DC Desalination - The monetization


The goal would be to convince one of these tech companies to build a DC in one of these water poor regions; DC Desal would then pay the tech company for their waste heat. For an idea how how much this might be worth, lets take a look at Los Angeles. In the dry season, the cost of water is basically $4 per hundred cubic feet or $1.40 per cubic meter. Using electricity for an MED plant, it’s possible to achieve $0.70 per cubic meter of desalinated water, or half of what LA citizens are paying. It’s worth noting that the water cost they are paying is likely heavily subsidized or politically negotiated with other parts of the state. Now, if the company running the DC is paid $0.40 for the heat required to desalinate a cubic meter of water and the water was sold to the city at the current rate, that would be a dollar of profit per cubic meter.

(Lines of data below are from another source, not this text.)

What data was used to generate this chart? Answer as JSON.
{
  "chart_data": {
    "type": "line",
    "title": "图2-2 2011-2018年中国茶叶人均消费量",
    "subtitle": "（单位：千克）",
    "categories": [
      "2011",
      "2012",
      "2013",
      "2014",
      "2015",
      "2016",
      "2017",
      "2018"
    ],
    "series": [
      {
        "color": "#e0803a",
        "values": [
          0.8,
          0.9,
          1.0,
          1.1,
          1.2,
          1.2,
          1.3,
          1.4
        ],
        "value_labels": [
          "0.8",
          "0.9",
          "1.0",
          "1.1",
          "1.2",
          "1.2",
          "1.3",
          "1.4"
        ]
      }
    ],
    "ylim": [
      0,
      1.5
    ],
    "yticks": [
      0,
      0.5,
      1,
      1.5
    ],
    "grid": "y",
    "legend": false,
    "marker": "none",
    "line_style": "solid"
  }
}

The electricity cost in LA is about $0.20 per kilowatt hour. It takes roughly 3.5 kWh to make a cubic meter of water using MED. Let’s say that the DC that would be built would have an average load of 40 megawatts and 35 of those would turn into heat used for desalination. That means that 240,000 cubic meters (or 63 million gallons) of drinking water could be produced per day. The per capita daily usage of water in LA is 123 gallons, so this could be enough water for about half a million people or an eighth of the city’s population. If revenue from the water is $1 per cubic meter, that would be $88 billion a year. The cost of building the MED would be several hundred million to half a billion dollars, which could be paid for within two days of desalination revenue.

Another, smaller, source of revenue would be the sea salt from the brackish water that comes out of the MED. Ocean water has 35 ppt salt or 35 kilograms per cubic meter of water. The brackish water wouldn’t be pure salt water, but that’s good enough for this approximation. Per day that would be 8,400 kg of sea salt. I think the salt would be worth about $2 per kg. Over a year there would be about $6 million for salt. Clearly the salt isn’t nearly as valuable as the clean water.